Carrick (Comment #97751)
Carrick, I think your counts clear this issue up. There must be a number of proxy locations that are near on top one another making my estimate incorrect. What you have shown in both the histogram and Marble plot are the 927 TRW proxies used in both Mann (08) and (09).
Mann (08) used hemispheric temperatures and Mann (09) used grid temperatures in the reconstructions.
I need to determine how much of the proxy series where filled-in at the end as I do not think all the proxy data were complete through 1998.

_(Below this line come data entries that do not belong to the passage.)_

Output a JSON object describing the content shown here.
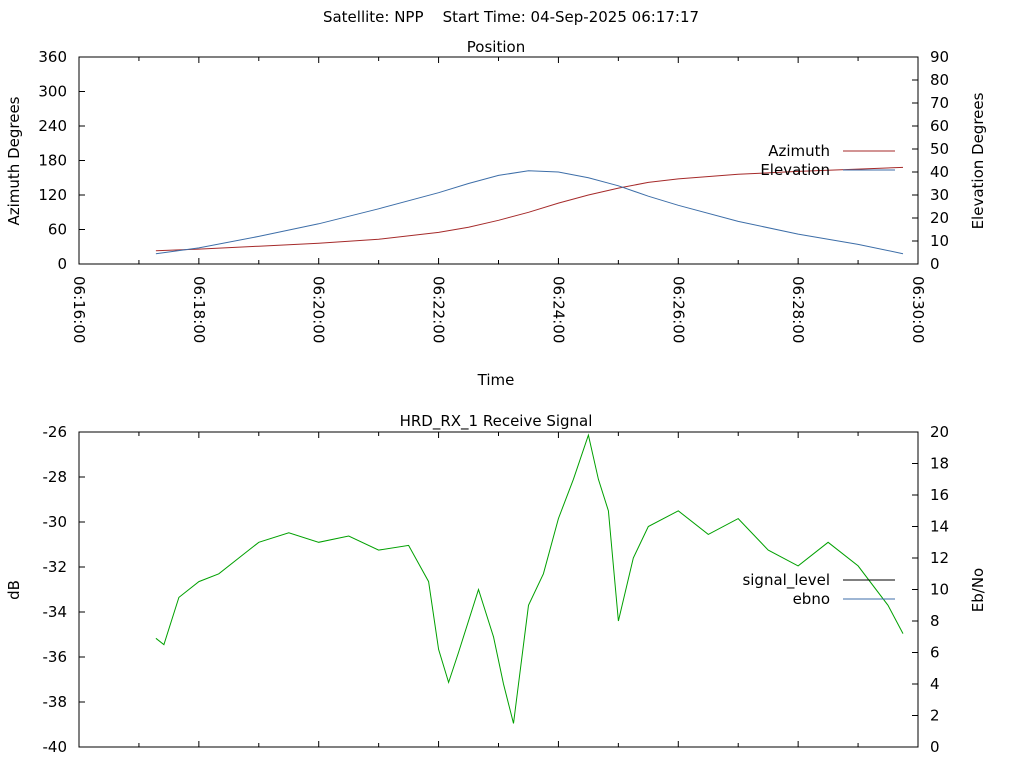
{
  "header": {
    "title": "Satellite: NPP    Start Time: 04-Sep-2025 06:17:17"
  },
  "chart_data": [
    {
      "type": "line",
      "title": "Position",
      "xlabel": "Time",
      "ylabel": "Azimuth Degrees",
      "y2label": "Elevation Degrees",
      "x_ticks": [
        "06:16:00",
        "06:18:00",
        "06:20:00",
        "06:22:00",
        "06:24:00",
        "06:26:00",
        "06:28:00",
        "06:30:00"
      ],
      "xlim": [
        "06:16:00",
        "06:30:00"
      ],
      "ylim": [
        0,
        360
      ],
      "y_ticks": [
        "0",
        "60",
        "120",
        "180",
        "240",
        "300",
        "360"
      ],
      "y2lim": [
        0,
        90
      ],
      "y2_ticks": [
        "0",
        "10",
        "20",
        "30",
        "40",
        "50",
        "60",
        "70",
        "80",
        "90"
      ],
      "grid": false,
      "legend_position": "right",
      "series": [
        {
          "name": "Azimuth",
          "axis": "y",
          "color": "#a52a2a",
          "x": [
            "06:17:17",
            "06:18:00",
            "06:19:00",
            "06:20:00",
            "06:21:00",
            "06:22:00",
            "06:22:30",
            "06:23:00",
            "06:23:30",
            "06:24:00",
            "06:24:30",
            "06:25:00",
            "06:25:30",
            "06:26:00",
            "06:27:00",
            "06:28:00",
            "06:29:00",
            "06:29:45"
          ],
          "values": [
            23,
            26,
            31,
            36,
            43,
            55,
            64,
            76,
            90,
            106,
            120,
            132,
            142,
            148,
            156,
            161,
            165,
            168
          ]
        },
        {
          "name": "Elevation",
          "axis": "y2",
          "color": "#3d6ea8",
          "x": [
            "06:17:17",
            "06:18:00",
            "06:19:00",
            "06:20:00",
            "06:21:00",
            "06:22:00",
            "06:22:30",
            "06:23:00",
            "06:23:30",
            "06:24:00",
            "06:24:30",
            "06:25:00",
            "06:25:30",
            "06:26:00",
            "06:27:00",
            "06:28:00",
            "06:29:00",
            "06:29:45"
          ],
          "values": [
            4.5,
            7,
            12,
            17.5,
            24,
            31,
            35,
            38.5,
            40.5,
            40,
            37.5,
            34,
            29.5,
            25.5,
            18.5,
            13,
            8.5,
            4.5
          ]
        }
      ]
    },
    {
      "type": "line",
      "title": "HRD_RX_1 Receive Signal",
      "ylabel": "dB",
      "y2label": "Eb/No",
      "xlim": [
        "06:16:00",
        "06:30:00"
      ],
      "ylim": [
        -40,
        -26
      ],
      "y_ticks": [
        "-40",
        "-38",
        "-36",
        "-34",
        "-32",
        "-30",
        "-28",
        "-26"
      ],
      "y2lim": [
        0,
        20
      ],
      "y2_ticks": [
        "0",
        "2",
        "4",
        "6",
        "8",
        "10",
        "12",
        "14",
        "16",
        "18",
        "20"
      ],
      "grid": false,
      "legend_position": "right",
      "series": [
        {
          "name": "signal_level",
          "axis": "y",
          "color": "#000000",
          "x": [],
          "values": []
        },
        {
          "name": "ebno",
          "axis": "y2",
          "color": "#00a000",
          "x": [
            "06:17:17",
            "06:17:25",
            "06:17:40",
            "06:18:00",
            "06:18:20",
            "06:18:40",
            "06:19:00",
            "06:19:30",
            "06:20:00",
            "06:20:30",
            "06:21:00",
            "06:21:30",
            "06:21:50",
            "06:22:00",
            "06:22:10",
            "06:22:20",
            "06:22:40",
            "06:22:55",
            "06:23:05",
            "06:23:15",
            "06:23:30",
            "06:23:45",
            "06:24:00",
            "06:24:15",
            "06:24:30",
            "06:24:40",
            "06:24:50",
            "06:25:00",
            "06:25:15",
            "06:25:30",
            "06:26:00",
            "06:26:30",
            "06:27:00",
            "06:27:30",
            "06:28:00",
            "06:28:30",
            "06:29:00",
            "06:29:30",
            "06:29:45"
          ],
          "values": [
            6.9,
            6.5,
            9.5,
            10.5,
            11.0,
            12.0,
            13.0,
            13.6,
            13.0,
            13.4,
            12.5,
            12.8,
            10.5,
            6.2,
            4.1,
            6.0,
            10.0,
            7.0,
            4.0,
            1.5,
            9.0,
            11.0,
            14.5,
            17.0,
            19.8,
            17.0,
            15.0,
            8.0,
            12.0,
            14.0,
            15.0,
            13.5,
            14.5,
            12.5,
            11.5,
            13.0,
            11.5,
            9.0,
            7.2
          ]
        }
      ]
    }
  ]
}
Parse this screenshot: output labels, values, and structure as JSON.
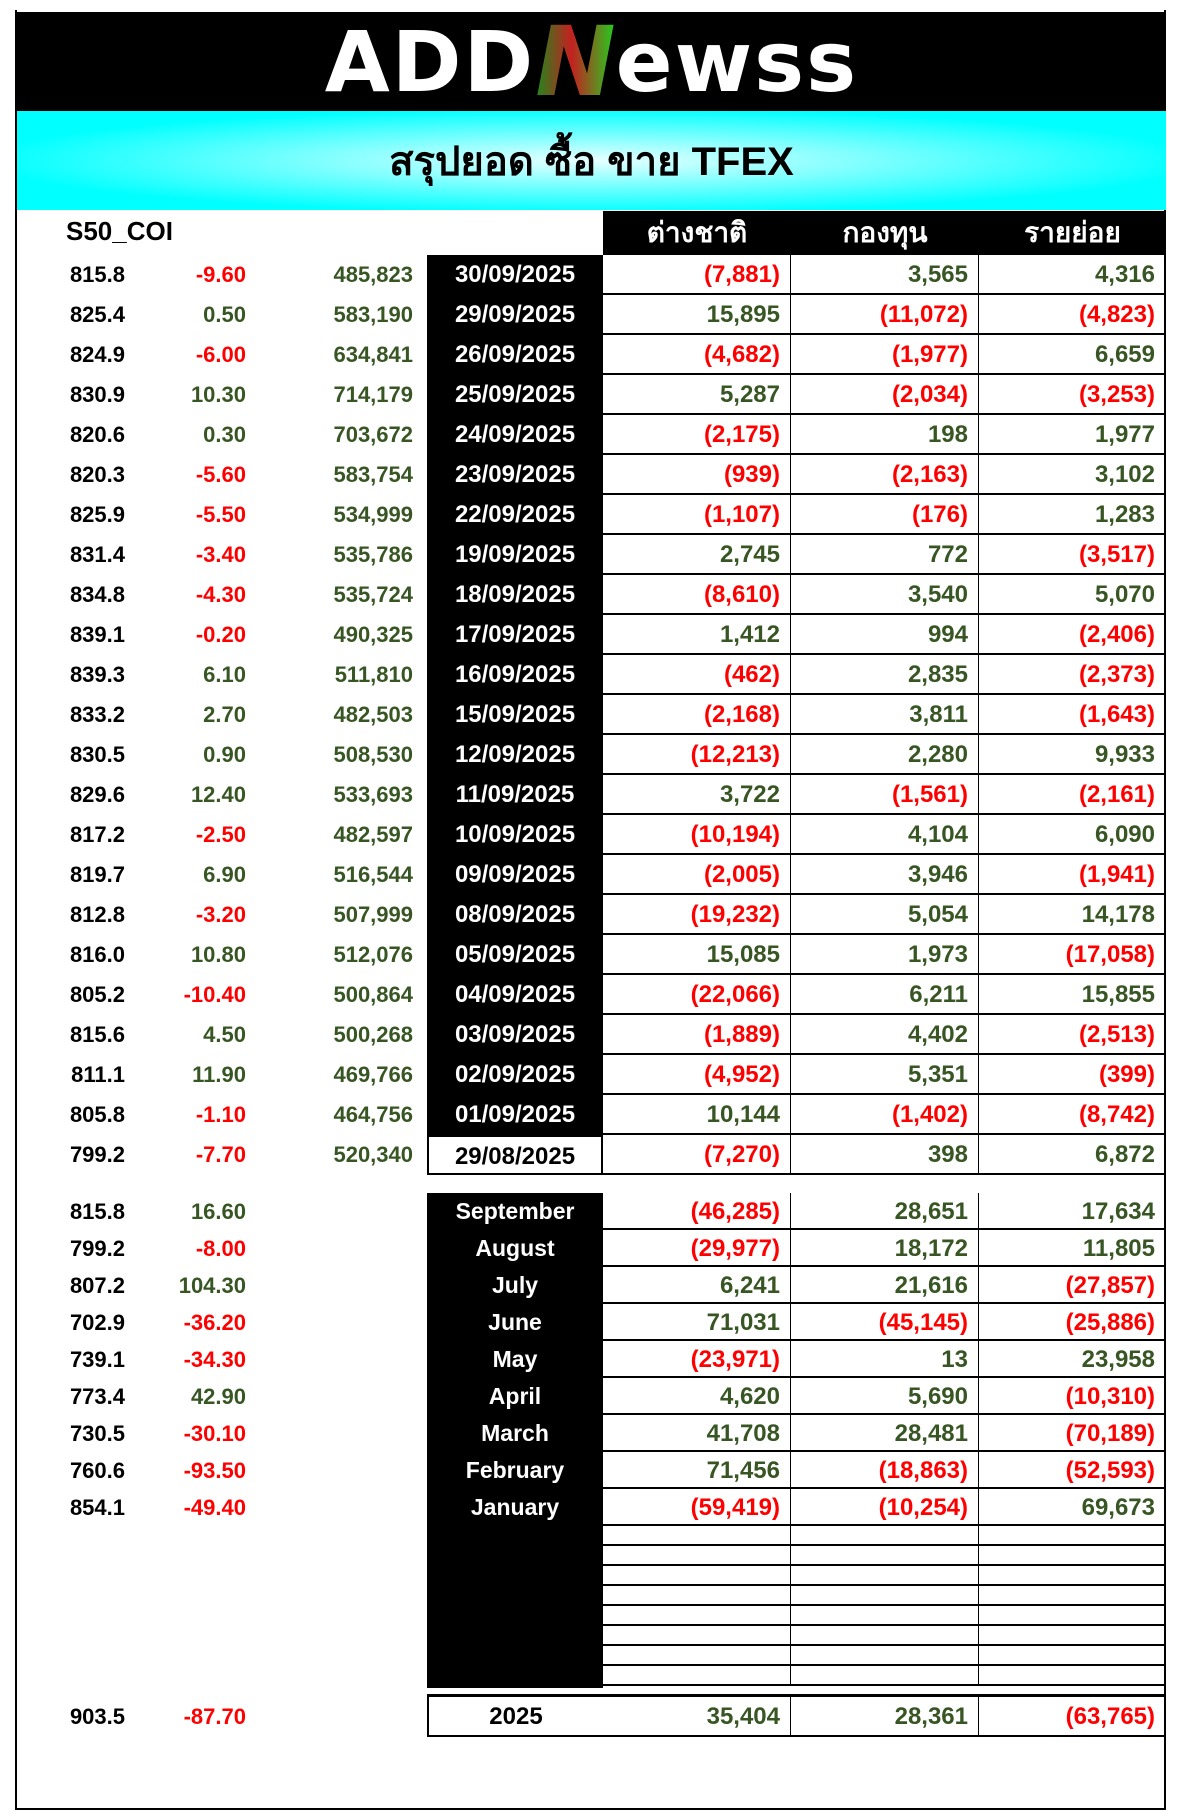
{
  "logo": {
    "part1": "ADD",
    "part2": "N",
    "part3": "ewss"
  },
  "title": "สรุปยอด ซื้อ ขาย TFEX",
  "index_label": "S50_COI",
  "columns": [
    "ต่างชาติ",
    "กองทุน",
    "รายย่อย"
  ],
  "colors": {
    "positive": "#375623",
    "negative": "#ff0000",
    "header_bg": "#000000",
    "banner": "#00ffff"
  },
  "daily": [
    {
      "close": "815.8",
      "change": "-9.60",
      "oi": "485,823",
      "date": "30/09/2025",
      "foreign": "(7,881)",
      "fund": "3,565",
      "retail": "4,316"
    },
    {
      "close": "825.4",
      "change": "0.50",
      "oi": "583,190",
      "date": "29/09/2025",
      "foreign": "15,895",
      "fund": "(11,072)",
      "retail": "(4,823)"
    },
    {
      "close": "824.9",
      "change": "-6.00",
      "oi": "634,841",
      "date": "26/09/2025",
      "foreign": "(4,682)",
      "fund": "(1,977)",
      "retail": "6,659"
    },
    {
      "close": "830.9",
      "change": "10.30",
      "oi": "714,179",
      "date": "25/09/2025",
      "foreign": "5,287",
      "fund": "(2,034)",
      "retail": "(3,253)"
    },
    {
      "close": "820.6",
      "change": "0.30",
      "oi": "703,672",
      "date": "24/09/2025",
      "foreign": "(2,175)",
      "fund": "198",
      "retail": "1,977"
    },
    {
      "close": "820.3",
      "change": "-5.60",
      "oi": "583,754",
      "date": "23/09/2025",
      "foreign": "(939)",
      "fund": "(2,163)",
      "retail": "3,102"
    },
    {
      "close": "825.9",
      "change": "-5.50",
      "oi": "534,999",
      "date": "22/09/2025",
      "foreign": "(1,107)",
      "fund": "(176)",
      "retail": "1,283"
    },
    {
      "close": "831.4",
      "change": "-3.40",
      "oi": "535,786",
      "date": "19/09/2025",
      "foreign": "2,745",
      "fund": "772",
      "retail": "(3,517)"
    },
    {
      "close": "834.8",
      "change": "-4.30",
      "oi": "535,724",
      "date": "18/09/2025",
      "foreign": "(8,610)",
      "fund": "3,540",
      "retail": "5,070"
    },
    {
      "close": "839.1",
      "change": "-0.20",
      "oi": "490,325",
      "date": "17/09/2025",
      "foreign": "1,412",
      "fund": "994",
      "retail": "(2,406)"
    },
    {
      "close": "839.3",
      "change": "6.10",
      "oi": "511,810",
      "date": "16/09/2025",
      "foreign": "(462)",
      "fund": "2,835",
      "retail": "(2,373)"
    },
    {
      "close": "833.2",
      "change": "2.70",
      "oi": "482,503",
      "date": "15/09/2025",
      "foreign": "(2,168)",
      "fund": "3,811",
      "retail": "(1,643)"
    },
    {
      "close": "830.5",
      "change": "0.90",
      "oi": "508,530",
      "date": "12/09/2025",
      "foreign": "(12,213)",
      "fund": "2,280",
      "retail": "9,933"
    },
    {
      "close": "829.6",
      "change": "12.40",
      "oi": "533,693",
      "date": "11/09/2025",
      "foreign": "3,722",
      "fund": "(1,561)",
      "retail": "(2,161)"
    },
    {
      "close": "817.2",
      "change": "-2.50",
      "oi": "482,597",
      "date": "10/09/2025",
      "foreign": "(10,194)",
      "fund": "4,104",
      "retail": "6,090"
    },
    {
      "close": "819.7",
      "change": "6.90",
      "oi": "516,544",
      "date": "09/09/2025",
      "foreign": "(2,005)",
      "fund": "3,946",
      "retail": "(1,941)"
    },
    {
      "close": "812.8",
      "change": "-3.20",
      "oi": "507,999",
      "date": "08/09/2025",
      "foreign": "(19,232)",
      "fund": "5,054",
      "retail": "14,178"
    },
    {
      "close": "816.0",
      "change": "10.80",
      "oi": "512,076",
      "date": "05/09/2025",
      "foreign": "15,085",
      "fund": "1,973",
      "retail": "(17,058)"
    },
    {
      "close": "805.2",
      "change": "-10.40",
      "oi": "500,864",
      "date": "04/09/2025",
      "foreign": "(22,066)",
      "fund": "6,211",
      "retail": "15,855"
    },
    {
      "close": "815.6",
      "change": "4.50",
      "oi": "500,268",
      "date": "03/09/2025",
      "foreign": "(1,889)",
      "fund": "4,402",
      "retail": "(2,513)"
    },
    {
      "close": "811.1",
      "change": "11.90",
      "oi": "469,766",
      "date": "02/09/2025",
      "foreign": "(4,952)",
      "fund": "5,351",
      "retail": "(399)"
    },
    {
      "close": "805.8",
      "change": "-1.10",
      "oi": "464,756",
      "date": "01/09/2025",
      "foreign": "10,144",
      "fund": "(1,402)",
      "retail": "(8,742)"
    },
    {
      "close": "799.2",
      "change": "-7.70",
      "oi": "520,340",
      "date": "29/08/2025",
      "foreign": "(7,270)",
      "fund": "398",
      "retail": "6,872"
    }
  ],
  "monthly": [
    {
      "close": "815.8",
      "change": "16.60",
      "month": "September",
      "foreign": "(46,285)",
      "fund": "28,651",
      "retail": "17,634"
    },
    {
      "close": "799.2",
      "change": "-8.00",
      "month": "August",
      "foreign": "(29,977)",
      "fund": "18,172",
      "retail": "11,805"
    },
    {
      "close": "807.2",
      "change": "104.30",
      "month": "July",
      "foreign": "6,241",
      "fund": "21,616",
      "retail": "(27,857)"
    },
    {
      "close": "702.9",
      "change": "-36.20",
      "month": "June",
      "foreign": "71,031",
      "fund": "(45,145)",
      "retail": "(25,886)"
    },
    {
      "close": "739.1",
      "change": "-34.30",
      "month": "May",
      "foreign": "(23,971)",
      "fund": "13",
      "retail": "23,958"
    },
    {
      "close": "773.4",
      "change": "42.90",
      "month": "April",
      "foreign": "4,620",
      "fund": "5,690",
      "retail": "(10,310)"
    },
    {
      "close": "730.5",
      "change": "-30.10",
      "month": "March",
      "foreign": "41,708",
      "fund": "28,481",
      "retail": "(70,189)"
    },
    {
      "close": "760.6",
      "change": "-93.50",
      "month": "February",
      "foreign": "71,456",
      "fund": "(18,863)",
      "retail": "(52,593)"
    },
    {
      "close": "854.1",
      "change": "-49.40",
      "month": "January",
      "foreign": "(59,419)",
      "fund": "(10,254)",
      "retail": "69,673"
    }
  ],
  "total": {
    "close": "903.5",
    "change": "-87.70",
    "label": "2025",
    "foreign": "35,404",
    "fund": "28,361",
    "retail": "(63,765)"
  }
}
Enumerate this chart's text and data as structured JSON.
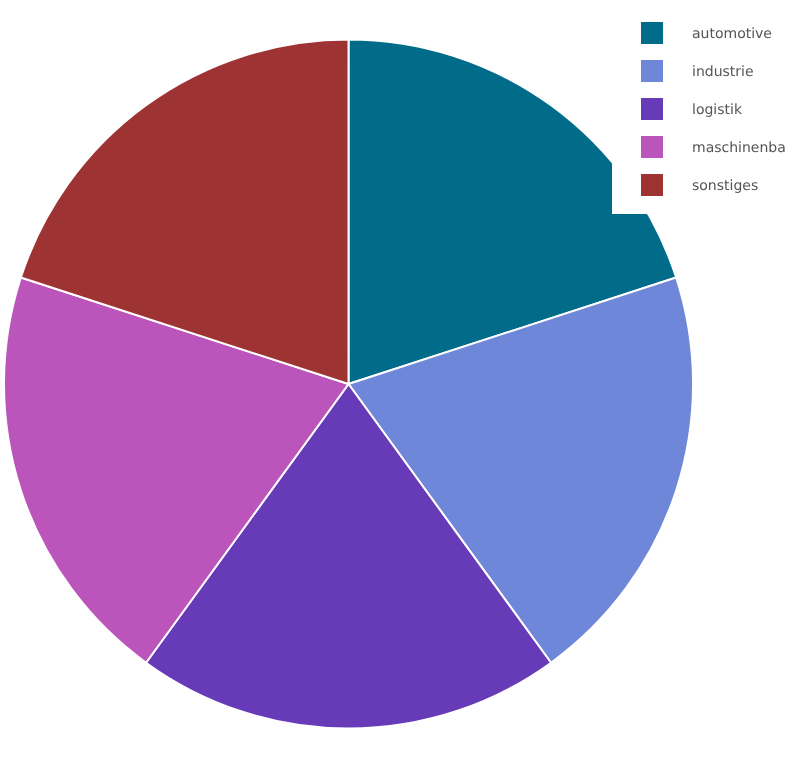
{
  "chart_data": {
    "type": "pie",
    "categories": [
      "automotive",
      "industrie",
      "logistik",
      "maschinenba",
      "sonstiges"
    ],
    "values": [
      20,
      20,
      20,
      20,
      20
    ],
    "colors": [
      "#016b8a",
      "#6f87d8",
      "#673ab7",
      "#bb55bb",
      "#9e3333"
    ],
    "legend": "top right"
  }
}
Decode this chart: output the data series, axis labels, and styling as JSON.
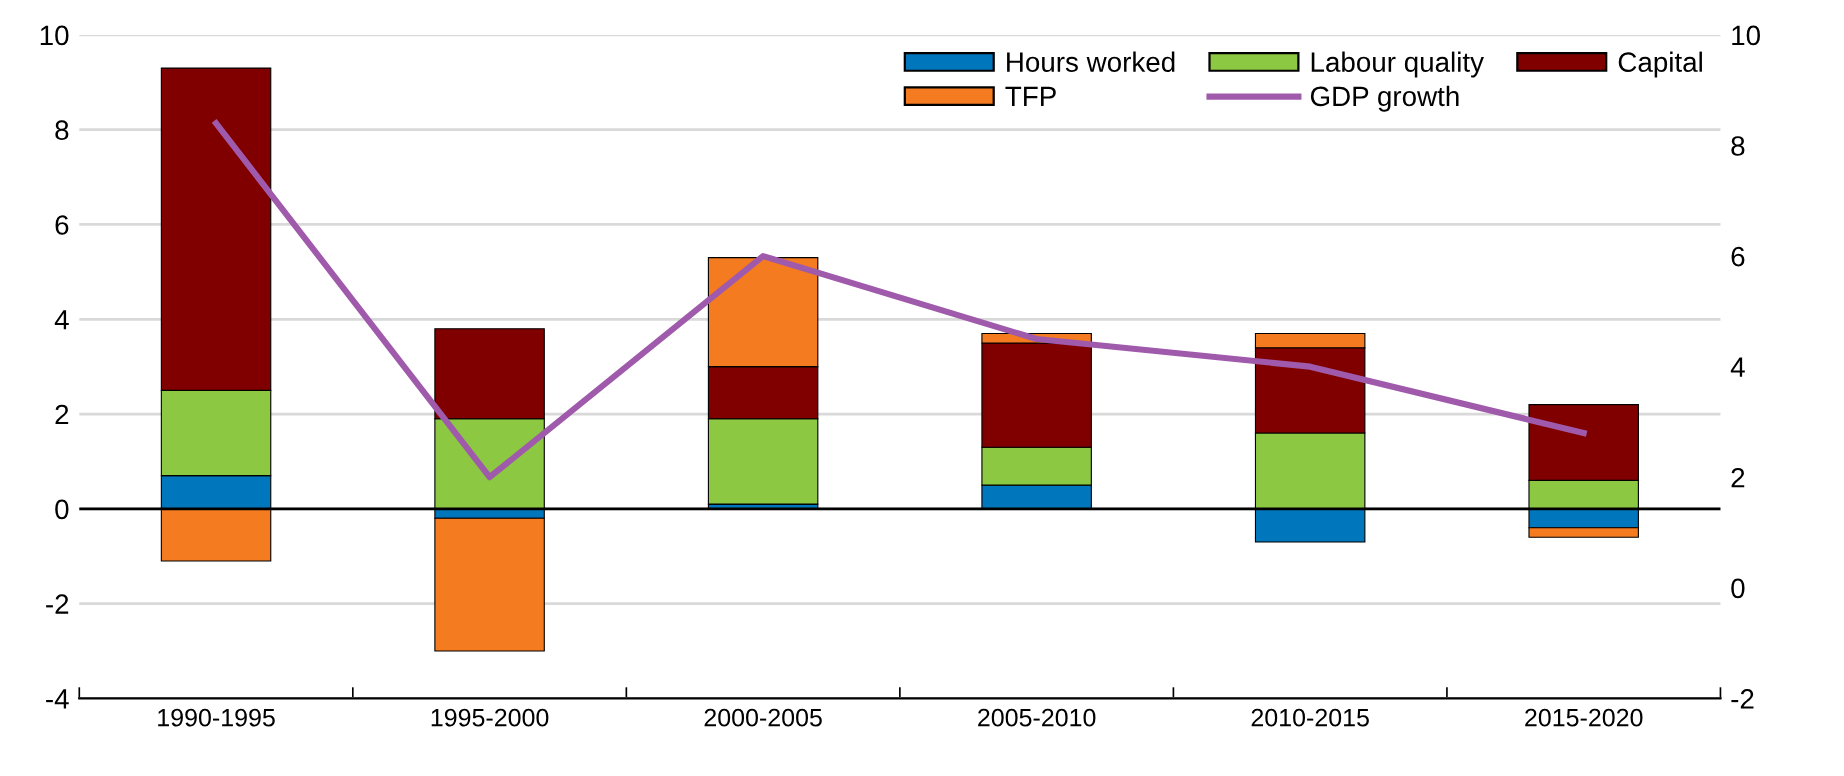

Carrick, I took another look at the TRW proxy data from Mann (08) and found that most ended before 1998 and many well before. The in-filling method is given in the Mann (80) SI and is excerpted below. In using the 1968-1998 time interval for calculating TRW trends you are not using individual TRW proxy data over the entire time period but rather in-filled data in many cases. I think that point is important to note with your histogram and Marble plots. Much of the in-filling would be in the period that sees much of the divergence problem. With Mann the devil is in the details and those details are difficult sometimes to find.
“The RegEM algorithm of Schneider (9) was used to estimate missing values for proxy series Mann et al. http://www.pnas.org/cgi/content/short/0805721105 terminating before the 1995 calibration interval endpoint, based on their mutual covariance with the other available proxy data over the full 1850–1995 calibration interval. No instrumental or historical (i.e., Luterbacher et al.) data were used in this procedure.”
I have wanted to do an analysis of the proxy trends from Mann (08) and this might just be the excuse I need to do it.